3 milliards de personnes connectées dans le monde entier. 3,3 milliards de requêtes par jour sur Google. En moyenne, les internautes passent quotidiennement plus de 7 heures sur le web (dont 2,7 heures sur smartphone ou tablette). Le web est une gigantesque toile qui vous permet aussi de tisser des liens avec vos clients. Nos principaux conseils pour vous démarquer et augmenter vos ventes grâce au web.

1. Définissez votre positionnement en ligne

Pour survivre dans la jungle du web, il faut se démarquer : en France, il existera plus de 200 000 sites e-commerce d’ici la fin d’année 2016. Et cela concerne aussi les entreprises qui ne vendent pas leurs produits en ligne. Que vous soyez un acteur majeur de l’énergie ou une petite boutique indépendante de vêtements, vous avez besoin d’un site web pour raconter votre histoire, vos valeurs (responsabilité sociétale et environnementale), montrer les plus beaux clichés de vos infrastructures ou de vos produits, etc.

Alors comment tirer votre épingle du jeu? Commencez par repérer vos concurrents et analyser leurs pratiques commerciales. Faites un tour sur leur site web pour savoir ce qu’ils vendent, comment, à qui et à quel prix ; s’ils offrent la possibilité de chatter ou d’être rappeler immédiatement avec un conseiller ; s’ils proposent une plateforme e-commerce pour acheter en ligne. Repérez aussi leurs stratégies marketing et publicitaire : sont-ils bien référencés sur Google ? Où placent-ils leurs bannières ? Ont-ils une page Facebook ou Instagram ? Envoient-ils des e-mailings personnalisés à leurs clients ? 

Couplez ce benchmark à des études de marché et de comportement de vos cibles.
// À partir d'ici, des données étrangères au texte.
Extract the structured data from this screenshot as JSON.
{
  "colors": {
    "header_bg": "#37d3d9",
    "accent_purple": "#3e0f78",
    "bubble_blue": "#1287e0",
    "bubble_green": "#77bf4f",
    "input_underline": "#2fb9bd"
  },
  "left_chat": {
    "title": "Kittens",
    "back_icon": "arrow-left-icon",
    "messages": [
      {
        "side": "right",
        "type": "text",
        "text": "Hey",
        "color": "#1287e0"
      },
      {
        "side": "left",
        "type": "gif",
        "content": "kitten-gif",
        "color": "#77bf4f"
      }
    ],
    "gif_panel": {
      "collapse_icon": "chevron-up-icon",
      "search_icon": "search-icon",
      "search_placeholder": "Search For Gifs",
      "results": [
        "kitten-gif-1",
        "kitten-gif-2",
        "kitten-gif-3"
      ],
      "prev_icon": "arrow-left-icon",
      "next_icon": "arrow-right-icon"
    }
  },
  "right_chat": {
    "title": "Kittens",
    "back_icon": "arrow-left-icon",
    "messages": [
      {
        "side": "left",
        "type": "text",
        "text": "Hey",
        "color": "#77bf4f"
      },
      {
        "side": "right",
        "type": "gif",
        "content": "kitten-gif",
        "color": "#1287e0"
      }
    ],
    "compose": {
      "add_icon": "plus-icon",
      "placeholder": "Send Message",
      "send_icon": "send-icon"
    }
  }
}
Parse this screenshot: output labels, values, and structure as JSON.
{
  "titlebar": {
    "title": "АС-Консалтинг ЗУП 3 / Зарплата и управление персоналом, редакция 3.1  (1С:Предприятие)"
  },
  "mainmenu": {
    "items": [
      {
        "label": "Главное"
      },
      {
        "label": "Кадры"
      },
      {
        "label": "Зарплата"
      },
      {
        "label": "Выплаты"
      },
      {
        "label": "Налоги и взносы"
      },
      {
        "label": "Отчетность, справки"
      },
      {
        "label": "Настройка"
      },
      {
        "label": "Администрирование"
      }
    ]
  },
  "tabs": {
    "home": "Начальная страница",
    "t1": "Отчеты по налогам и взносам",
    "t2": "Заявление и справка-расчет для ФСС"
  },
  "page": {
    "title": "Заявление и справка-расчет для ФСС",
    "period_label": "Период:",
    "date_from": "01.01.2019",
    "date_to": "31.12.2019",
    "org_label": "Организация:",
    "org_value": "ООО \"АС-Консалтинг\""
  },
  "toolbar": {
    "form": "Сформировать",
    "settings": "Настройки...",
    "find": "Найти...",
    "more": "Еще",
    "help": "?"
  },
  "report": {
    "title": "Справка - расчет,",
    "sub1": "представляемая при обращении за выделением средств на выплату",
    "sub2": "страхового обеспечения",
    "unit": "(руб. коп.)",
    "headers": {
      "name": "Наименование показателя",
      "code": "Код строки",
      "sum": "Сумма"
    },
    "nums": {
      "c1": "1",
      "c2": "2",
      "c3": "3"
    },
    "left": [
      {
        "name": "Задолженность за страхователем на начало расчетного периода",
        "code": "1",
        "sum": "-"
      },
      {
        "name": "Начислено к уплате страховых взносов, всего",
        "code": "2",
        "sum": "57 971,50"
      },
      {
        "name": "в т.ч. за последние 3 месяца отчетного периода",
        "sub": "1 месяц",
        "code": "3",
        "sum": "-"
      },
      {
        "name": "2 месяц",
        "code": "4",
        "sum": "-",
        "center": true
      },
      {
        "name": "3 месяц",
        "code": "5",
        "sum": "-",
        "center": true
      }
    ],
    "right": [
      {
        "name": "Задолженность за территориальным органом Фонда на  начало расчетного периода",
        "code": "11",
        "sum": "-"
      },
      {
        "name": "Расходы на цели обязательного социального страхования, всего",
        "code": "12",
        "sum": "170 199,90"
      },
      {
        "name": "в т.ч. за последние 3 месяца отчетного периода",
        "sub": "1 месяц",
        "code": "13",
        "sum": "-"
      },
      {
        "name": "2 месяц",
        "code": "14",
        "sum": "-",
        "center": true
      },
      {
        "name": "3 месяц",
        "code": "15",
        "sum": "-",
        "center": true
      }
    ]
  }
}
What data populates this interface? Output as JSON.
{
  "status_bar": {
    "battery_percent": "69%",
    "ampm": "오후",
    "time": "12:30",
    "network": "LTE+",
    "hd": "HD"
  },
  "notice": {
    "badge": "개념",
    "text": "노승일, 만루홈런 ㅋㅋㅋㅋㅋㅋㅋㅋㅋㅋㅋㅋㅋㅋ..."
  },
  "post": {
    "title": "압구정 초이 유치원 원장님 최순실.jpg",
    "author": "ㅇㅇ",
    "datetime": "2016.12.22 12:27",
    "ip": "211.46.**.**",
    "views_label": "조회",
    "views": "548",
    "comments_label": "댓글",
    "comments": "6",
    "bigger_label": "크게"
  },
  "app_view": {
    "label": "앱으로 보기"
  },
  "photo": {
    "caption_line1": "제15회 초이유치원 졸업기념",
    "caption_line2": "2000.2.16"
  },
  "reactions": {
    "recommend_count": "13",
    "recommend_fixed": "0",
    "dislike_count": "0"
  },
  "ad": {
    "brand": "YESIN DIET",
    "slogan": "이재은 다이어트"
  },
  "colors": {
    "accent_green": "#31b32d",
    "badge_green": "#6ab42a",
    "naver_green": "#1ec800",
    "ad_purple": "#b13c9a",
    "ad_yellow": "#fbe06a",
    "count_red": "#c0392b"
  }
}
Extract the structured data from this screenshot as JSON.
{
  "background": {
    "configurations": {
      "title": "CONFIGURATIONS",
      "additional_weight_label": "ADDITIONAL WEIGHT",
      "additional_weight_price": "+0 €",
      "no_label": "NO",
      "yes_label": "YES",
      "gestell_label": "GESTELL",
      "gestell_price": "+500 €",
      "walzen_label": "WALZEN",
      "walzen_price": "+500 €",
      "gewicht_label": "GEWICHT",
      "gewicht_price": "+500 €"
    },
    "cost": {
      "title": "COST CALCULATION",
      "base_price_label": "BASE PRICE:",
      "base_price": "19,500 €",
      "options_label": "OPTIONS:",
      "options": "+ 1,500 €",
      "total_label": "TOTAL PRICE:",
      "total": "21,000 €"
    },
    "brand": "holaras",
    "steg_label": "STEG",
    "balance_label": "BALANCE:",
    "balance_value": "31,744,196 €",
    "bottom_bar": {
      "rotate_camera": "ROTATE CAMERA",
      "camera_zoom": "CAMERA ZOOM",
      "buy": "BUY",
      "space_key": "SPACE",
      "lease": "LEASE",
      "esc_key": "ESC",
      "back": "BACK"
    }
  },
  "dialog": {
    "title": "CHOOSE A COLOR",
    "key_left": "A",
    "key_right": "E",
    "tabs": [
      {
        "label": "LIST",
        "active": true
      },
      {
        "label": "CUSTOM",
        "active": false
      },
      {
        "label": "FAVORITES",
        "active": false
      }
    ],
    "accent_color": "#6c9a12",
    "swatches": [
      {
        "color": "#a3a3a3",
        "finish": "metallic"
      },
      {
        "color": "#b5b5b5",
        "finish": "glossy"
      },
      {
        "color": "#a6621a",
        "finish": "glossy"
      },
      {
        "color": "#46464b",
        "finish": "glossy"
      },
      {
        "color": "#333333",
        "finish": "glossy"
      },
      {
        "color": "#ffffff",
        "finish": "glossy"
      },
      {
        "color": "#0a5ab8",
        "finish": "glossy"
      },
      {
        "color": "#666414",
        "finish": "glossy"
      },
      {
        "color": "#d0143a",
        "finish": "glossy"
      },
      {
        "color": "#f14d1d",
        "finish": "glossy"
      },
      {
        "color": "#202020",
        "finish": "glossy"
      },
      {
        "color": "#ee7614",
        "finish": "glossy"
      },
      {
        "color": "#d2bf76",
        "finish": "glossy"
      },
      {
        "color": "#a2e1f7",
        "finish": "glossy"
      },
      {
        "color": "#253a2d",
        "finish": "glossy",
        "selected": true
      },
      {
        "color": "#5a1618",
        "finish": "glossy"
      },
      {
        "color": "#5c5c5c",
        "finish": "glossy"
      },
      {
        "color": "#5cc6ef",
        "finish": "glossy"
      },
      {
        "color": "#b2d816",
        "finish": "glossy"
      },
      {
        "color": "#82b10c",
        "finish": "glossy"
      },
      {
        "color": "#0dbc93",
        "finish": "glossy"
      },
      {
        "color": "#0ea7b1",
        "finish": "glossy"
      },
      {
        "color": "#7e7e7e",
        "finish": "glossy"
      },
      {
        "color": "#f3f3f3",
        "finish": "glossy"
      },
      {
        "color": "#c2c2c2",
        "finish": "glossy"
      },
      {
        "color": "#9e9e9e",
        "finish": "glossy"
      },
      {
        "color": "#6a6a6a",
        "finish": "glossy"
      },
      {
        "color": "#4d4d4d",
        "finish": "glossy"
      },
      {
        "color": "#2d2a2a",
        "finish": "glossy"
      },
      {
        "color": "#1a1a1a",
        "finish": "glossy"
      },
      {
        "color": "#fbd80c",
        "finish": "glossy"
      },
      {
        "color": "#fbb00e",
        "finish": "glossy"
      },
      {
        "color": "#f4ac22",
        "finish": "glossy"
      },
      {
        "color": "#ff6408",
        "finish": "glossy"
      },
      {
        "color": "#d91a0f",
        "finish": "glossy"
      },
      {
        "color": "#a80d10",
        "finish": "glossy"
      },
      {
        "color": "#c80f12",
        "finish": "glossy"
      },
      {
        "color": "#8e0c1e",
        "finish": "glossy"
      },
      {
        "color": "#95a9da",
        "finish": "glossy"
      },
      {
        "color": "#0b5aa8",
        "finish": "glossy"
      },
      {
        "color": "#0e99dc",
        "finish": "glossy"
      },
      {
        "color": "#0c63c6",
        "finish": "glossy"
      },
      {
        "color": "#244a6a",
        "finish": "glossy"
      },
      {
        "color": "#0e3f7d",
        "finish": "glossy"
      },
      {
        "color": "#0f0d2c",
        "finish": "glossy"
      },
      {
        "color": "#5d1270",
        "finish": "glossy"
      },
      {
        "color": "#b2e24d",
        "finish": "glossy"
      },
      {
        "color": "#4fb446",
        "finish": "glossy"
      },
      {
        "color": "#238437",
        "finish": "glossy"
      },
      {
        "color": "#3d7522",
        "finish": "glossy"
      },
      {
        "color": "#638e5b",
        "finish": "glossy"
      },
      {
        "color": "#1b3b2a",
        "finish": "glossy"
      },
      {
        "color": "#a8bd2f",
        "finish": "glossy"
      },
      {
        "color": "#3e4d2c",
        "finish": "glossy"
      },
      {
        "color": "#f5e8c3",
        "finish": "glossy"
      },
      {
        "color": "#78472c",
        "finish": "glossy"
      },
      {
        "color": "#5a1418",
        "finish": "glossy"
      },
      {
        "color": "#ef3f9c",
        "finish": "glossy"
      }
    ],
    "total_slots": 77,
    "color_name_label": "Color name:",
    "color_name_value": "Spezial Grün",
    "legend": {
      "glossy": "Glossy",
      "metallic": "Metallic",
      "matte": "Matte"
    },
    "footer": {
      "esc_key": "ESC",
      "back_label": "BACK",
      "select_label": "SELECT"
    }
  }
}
Si vous vous adressez à des jeunes, sachez qu’ils passent désormais beaucoup plus de temps sur leur smartphone que sur leur PC. Avez-vous pensé à développer un site ou une application mobiles ? Envisagez-vous d’étendre votre territoire aux réseaux sociaux ou un blog spécialisé ? Bref, toutes ces analyses vous permettront de vous différencier par rapport à vos concurrents, en proposant une offre variée et de qualité, des contenus attractifs (conseils, reportages, vidéos), des offres promotionnelles… et aussi, pourquoi pas, en créant un écosystème digital plus large autour de votre site pour étendre votre reach et générer du trafic.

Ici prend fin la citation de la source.